Tetapi Matius mengatakan: “lihatlah, cara Yesus adalah persis sama sama dengan cara hamba Tuhan di Yesaya 42:1-4. Hamba Tuhan itu adalah oknum yang dipilih dan dikasihi oleh Tuhan, dan yang dipenuhi dengan Roh Kudus, sebagaimana halnya pada Yesus; pada pembaptisan di sungai Yordan, Yesus menerima Roh Kudus dan suara dari surga menyebut-Nya orang yang dikasihi Allah.

Dalam Yesaya 42 dikatakan bahwa hamba Tuhan menyatakan hukum kepada bangsa-bangsa, hamba Tuhan tidak akan berteriak dan memperdengarkan suaranya di jalan, yang berarti bahwa hamba Tuhan tidak akan tampil ke muka dengan kekerasan.
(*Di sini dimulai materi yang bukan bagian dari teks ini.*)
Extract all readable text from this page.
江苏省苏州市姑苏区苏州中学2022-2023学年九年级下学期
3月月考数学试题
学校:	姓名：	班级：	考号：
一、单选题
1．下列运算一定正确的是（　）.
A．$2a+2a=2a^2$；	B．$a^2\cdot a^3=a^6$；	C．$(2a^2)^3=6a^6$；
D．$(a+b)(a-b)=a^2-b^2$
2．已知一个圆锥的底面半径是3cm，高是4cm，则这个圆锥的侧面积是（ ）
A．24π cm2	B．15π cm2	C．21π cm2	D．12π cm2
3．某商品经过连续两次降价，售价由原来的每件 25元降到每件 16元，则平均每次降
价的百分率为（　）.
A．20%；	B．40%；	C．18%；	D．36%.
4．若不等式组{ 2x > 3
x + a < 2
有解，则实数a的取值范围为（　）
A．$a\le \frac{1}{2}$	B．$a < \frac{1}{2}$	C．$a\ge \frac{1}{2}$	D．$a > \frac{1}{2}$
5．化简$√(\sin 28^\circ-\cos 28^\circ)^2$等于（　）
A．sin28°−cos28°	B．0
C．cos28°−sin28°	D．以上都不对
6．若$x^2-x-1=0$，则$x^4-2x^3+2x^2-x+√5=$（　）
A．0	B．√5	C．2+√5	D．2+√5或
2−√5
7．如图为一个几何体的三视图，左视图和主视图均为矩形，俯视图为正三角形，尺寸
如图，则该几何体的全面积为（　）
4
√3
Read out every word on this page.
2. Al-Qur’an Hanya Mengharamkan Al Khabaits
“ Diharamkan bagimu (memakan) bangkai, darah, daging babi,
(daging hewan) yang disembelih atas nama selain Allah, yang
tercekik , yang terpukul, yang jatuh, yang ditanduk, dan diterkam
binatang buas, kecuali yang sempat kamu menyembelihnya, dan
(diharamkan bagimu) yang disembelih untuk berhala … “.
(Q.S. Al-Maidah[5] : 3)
Nubuat inilah yang dipenuhi dalam Yesus. Yesus bekerja dengan terang. Ia tidak memakai kekerasan bahkan kadang-kadang menyingkir ka-rena musuh-musuh-Nya (Mat 12:15a). Dan Ia tidak mencari per-bantahan yang hebat dengan orang Farisi.

Dalam Yesaya 42:3 dikatakan bahwa hamba Tuhan akan penuh kasih; Ia tidak akan mematahkan buluh yang patah terkulai dan tidak akan memadamkan sumbu yang pudar nyalanya. Di dunia ini menurut J. J. de Heer orang yang lemah seringkali menyerupai buluh yang patah terkulai dibiarkan saja. Namun nubuat Yesaya digenapi dan dipenuhi secara lengkap di dalam diri Yesus. Betapa besar perhatian dan kasih Yesus terhadap orang yang lemah, orang sakit dan orang yang berdosa, yang sudah seperti “buluh yang patah terkulai”. Sifat itu selalu nyata pada Yesus. Misalnya pada waktu Petrus tiba-tiba diliputi ketakutan dan menyangkal Yesus, tetapi kemudian menangis tersedu-sedu karena menyesal, namun Yesus tidak membuang Petrus melainkan membangunnya. Begitulah sifat Yesus sampai sekarang ini.
Ada satu kenyataan yang tak dapat dipungkiri oleh orang percaya di mana pun, yang berada dibawah kolong langit ini, yakni bahwa mereka masih dapat mengalami berbagai kesulitan dalam hidup mereka. Orang percaya sesaleh apapun suatu saat bisa saja diijinkan Allah mengalami kekurangan, dicurangi orang lain, difitnah, kele-mahan tubuh atau sakit, kehilangan orang yang disayangi, kepahitan, kekecewaan, kuatir, dan kemalangan. Gambaran ini se-jajar dengan apa yang diumpamakan dengan istilah “buluh yang patah terkulai” atau “sumbuh yang pudar nyalanya”.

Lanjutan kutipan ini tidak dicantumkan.